A host-mediated in vivo/in vitro assay with peritoneal murine macrophages for the detection of carcinogenic chemicals.

We have developed a host-mediated assay system for the detection of the transforming action of chemical carcinogens on peritoneal macrophages. Directly as well as indirectly acting carcinogenic substances administered intraperitoneally to NMRI mice could be examined in this way. Resident macrophages were recovered by peritoneal lavage from treated and untreated mice and were cultured in soft agar. After 5-6 days normal and transformed cells could be distinguished. Statistical analysis comparing cells, for example, from alpha-naphthylamine or diphenylhydantoin-treated animals with those from control mice proved that the test is positive at least on a significance level of 5% using the t-test.
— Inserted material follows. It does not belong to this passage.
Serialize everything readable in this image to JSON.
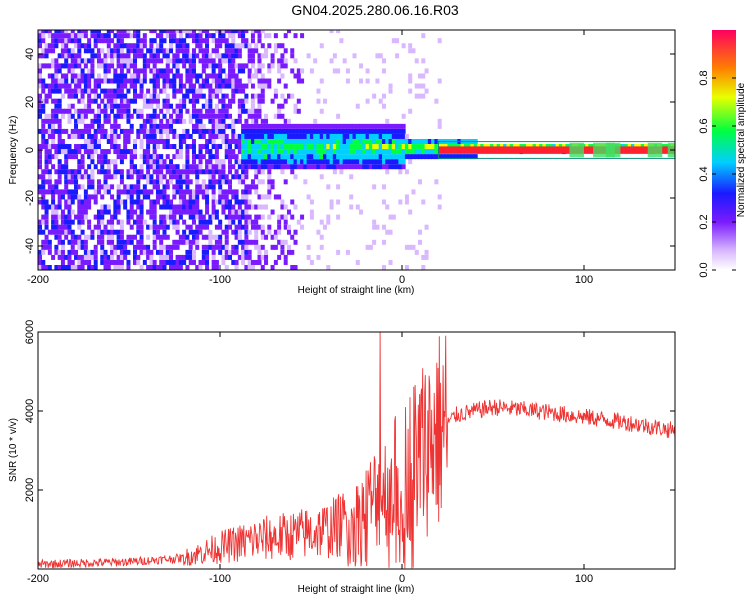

Further substances revealing a cell-transformation potential were benzene, benz(a)pyrene, 2,3,7,8-tetrachlorodibenzodioxin, N-nitrosodimethylamine, ethidium bromide, aflatoxin B1,N-methyl-N-nitrosourea, 1-methyl-3-nitro-1-nitrosoguanidine, 2-naphthylamine, dieldrin, suramin and trichloroethylene. A weak transforming potential was found for chlorambucil as well as for tetrachloroethylene. With toluene or azidothymidine no cell transformation could be observed. Several immortal cell lines could be established form NMRI mice treated with alpha-naphthylamine or N-methyl-N-nitrosourea. Athymic nu/nu mice injected subcutaneously with these cells developed tumors, establishing the oncogenic potential of these cell lines.